Family succession

Generational arbitrages, governance, tax structuring

A successful succession does not make noise. It generates no press release, appears in no ranking. It simply leaves, ten years later, a company that has continued to prosper, a family that still talks at the Christmas meal, and heirs who do not wonder why the eldest inherited more than the others.

These silent successions are rare. One in three family handovers fails or leaves lasting scars, and the cause is almost never the tax scheme. It is the lack of preparation, the dilution of intentions, the silence on uncomfortable subjects. Arcadia Partners advises founder-leaders and shareholding families over the long term, where a succession can still be built in depth, not endured in haste.

When Arcadia steps in

The situations we advise on look like these. A 62-year-old founder-leader who has been thinking for three years about handing over to their children, but has never managed to formalise who would do what, and time is passing. A family that discovers, on the death of the patriarch, that no one had prepared what came next, and that must recompose the shareholding in a short legal timeframe. Three sibling shareholders who do not share the same vision for the next twenty years of the company. A succession structured ten years ago, but that the company’s growth has made obsolete, and that needs to be reopened.

Our clients are often family companies valued between €2.5m and €20m enterprise value, across all sectors. We have a particular affinity for exceptional craft houses, sector-specific family businesses (food and beverage, luxury, niche industry), cultural and artistic heritages that pass through several generations.

Our method

The work begins with a complete diagnosis: current wealth and tax situation, governance in place, identification of heirs and their desired role, explicit or latent points of tension between family members. This diagnosis is confidential, and we generally meet each family member individually before the first joint meeting.

Then comes the structuring phase: tax devices (Dutreil pact, contribution-sale under 150-0 B ter, family holding, dismemberment of property), target governance (family council, supervisory board, shareholders agreement), liquidity tools for heirs who may want to exit later.

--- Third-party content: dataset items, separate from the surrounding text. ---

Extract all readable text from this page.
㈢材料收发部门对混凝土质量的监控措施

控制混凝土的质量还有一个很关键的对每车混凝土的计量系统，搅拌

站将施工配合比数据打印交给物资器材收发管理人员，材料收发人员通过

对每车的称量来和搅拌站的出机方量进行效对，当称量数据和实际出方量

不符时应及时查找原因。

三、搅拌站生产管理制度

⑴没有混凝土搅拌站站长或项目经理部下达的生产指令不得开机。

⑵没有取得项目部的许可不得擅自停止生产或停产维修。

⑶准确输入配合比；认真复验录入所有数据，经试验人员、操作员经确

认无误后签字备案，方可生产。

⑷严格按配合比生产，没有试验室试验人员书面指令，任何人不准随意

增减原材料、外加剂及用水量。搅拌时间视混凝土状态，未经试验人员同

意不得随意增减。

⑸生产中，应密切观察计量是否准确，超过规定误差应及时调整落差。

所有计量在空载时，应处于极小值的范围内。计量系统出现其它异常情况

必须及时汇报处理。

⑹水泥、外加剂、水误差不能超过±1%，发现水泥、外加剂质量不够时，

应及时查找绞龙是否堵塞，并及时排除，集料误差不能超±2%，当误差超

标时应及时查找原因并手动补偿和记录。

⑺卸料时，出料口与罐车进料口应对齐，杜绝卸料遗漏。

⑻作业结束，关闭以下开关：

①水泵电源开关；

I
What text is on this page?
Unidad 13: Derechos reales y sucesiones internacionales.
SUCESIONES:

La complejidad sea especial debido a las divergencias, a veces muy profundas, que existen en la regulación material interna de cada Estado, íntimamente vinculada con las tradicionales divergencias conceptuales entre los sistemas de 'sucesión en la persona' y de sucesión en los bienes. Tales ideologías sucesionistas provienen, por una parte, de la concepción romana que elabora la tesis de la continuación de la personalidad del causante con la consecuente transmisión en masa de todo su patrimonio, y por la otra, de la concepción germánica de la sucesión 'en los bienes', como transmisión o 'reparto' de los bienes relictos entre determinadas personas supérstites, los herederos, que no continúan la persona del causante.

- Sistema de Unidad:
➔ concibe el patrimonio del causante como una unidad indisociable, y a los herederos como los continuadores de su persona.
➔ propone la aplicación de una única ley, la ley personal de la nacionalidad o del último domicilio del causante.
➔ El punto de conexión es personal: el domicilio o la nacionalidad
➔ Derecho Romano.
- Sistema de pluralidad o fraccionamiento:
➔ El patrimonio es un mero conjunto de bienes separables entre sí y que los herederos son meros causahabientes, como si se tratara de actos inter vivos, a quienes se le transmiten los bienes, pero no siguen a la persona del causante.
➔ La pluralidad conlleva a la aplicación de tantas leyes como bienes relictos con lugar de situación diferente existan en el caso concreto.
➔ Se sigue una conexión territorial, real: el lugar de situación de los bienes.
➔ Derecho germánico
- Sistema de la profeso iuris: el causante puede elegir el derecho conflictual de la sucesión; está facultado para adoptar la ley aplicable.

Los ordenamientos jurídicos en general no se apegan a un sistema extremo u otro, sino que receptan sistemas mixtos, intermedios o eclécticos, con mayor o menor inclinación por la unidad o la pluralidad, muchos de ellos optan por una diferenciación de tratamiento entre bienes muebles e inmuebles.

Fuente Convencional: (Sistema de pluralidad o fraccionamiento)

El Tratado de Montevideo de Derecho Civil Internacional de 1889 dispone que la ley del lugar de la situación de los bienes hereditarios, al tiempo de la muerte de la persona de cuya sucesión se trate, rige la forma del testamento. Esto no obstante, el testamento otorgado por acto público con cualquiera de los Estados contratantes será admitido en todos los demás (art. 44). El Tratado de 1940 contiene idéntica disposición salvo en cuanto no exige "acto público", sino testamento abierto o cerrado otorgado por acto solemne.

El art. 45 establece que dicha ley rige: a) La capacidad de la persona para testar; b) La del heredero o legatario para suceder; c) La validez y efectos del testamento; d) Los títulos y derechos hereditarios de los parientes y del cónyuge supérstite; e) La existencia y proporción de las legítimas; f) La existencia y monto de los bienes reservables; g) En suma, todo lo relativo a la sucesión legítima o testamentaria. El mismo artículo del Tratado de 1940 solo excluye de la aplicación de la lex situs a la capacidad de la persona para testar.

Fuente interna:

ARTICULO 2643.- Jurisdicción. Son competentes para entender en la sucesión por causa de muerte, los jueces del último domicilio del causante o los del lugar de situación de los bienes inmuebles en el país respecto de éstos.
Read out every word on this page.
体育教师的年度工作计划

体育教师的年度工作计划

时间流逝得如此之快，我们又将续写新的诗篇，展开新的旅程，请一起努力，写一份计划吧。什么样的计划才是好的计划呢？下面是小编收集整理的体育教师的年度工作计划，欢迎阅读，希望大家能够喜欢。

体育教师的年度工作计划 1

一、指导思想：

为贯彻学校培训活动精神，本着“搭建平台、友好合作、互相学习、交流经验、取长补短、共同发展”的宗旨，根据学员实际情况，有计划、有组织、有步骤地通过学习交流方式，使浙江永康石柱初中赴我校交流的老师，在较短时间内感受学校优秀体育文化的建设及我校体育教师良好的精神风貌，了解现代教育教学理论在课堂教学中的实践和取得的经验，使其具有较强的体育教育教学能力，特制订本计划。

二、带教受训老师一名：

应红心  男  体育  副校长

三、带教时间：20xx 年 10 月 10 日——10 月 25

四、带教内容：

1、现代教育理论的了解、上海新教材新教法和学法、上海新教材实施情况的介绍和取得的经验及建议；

A family succession operation is never conducted alone. We systematically engage with teams of specialised tax lawyers, notaries and wealth engineers. When the family already works with historic advisors, we always prefer to collaborate with them: they know the company, they have the trust of shareholders, they carry part of the wealth memory that no mission of a few months can reconstitute. The Arcadia method, on these matters, is to merge into an existing ecosystem so as not to weaken what is already in place and essential.

When the situation involves intergenerational tensions, we activate our mediation practice. A succession is not just a tax scheme.

Engagement framework

Long-term advisory, two to five years in most cases. Time-based billing for diagnosis and structuring phases, fixed fee for execution phases. On these matters, we engage without an imposed agenda: as long as the succession is not complete, we stay alongside the family.

The best succession is the one prepared fifteen years in advance. The second best is the one that starts today.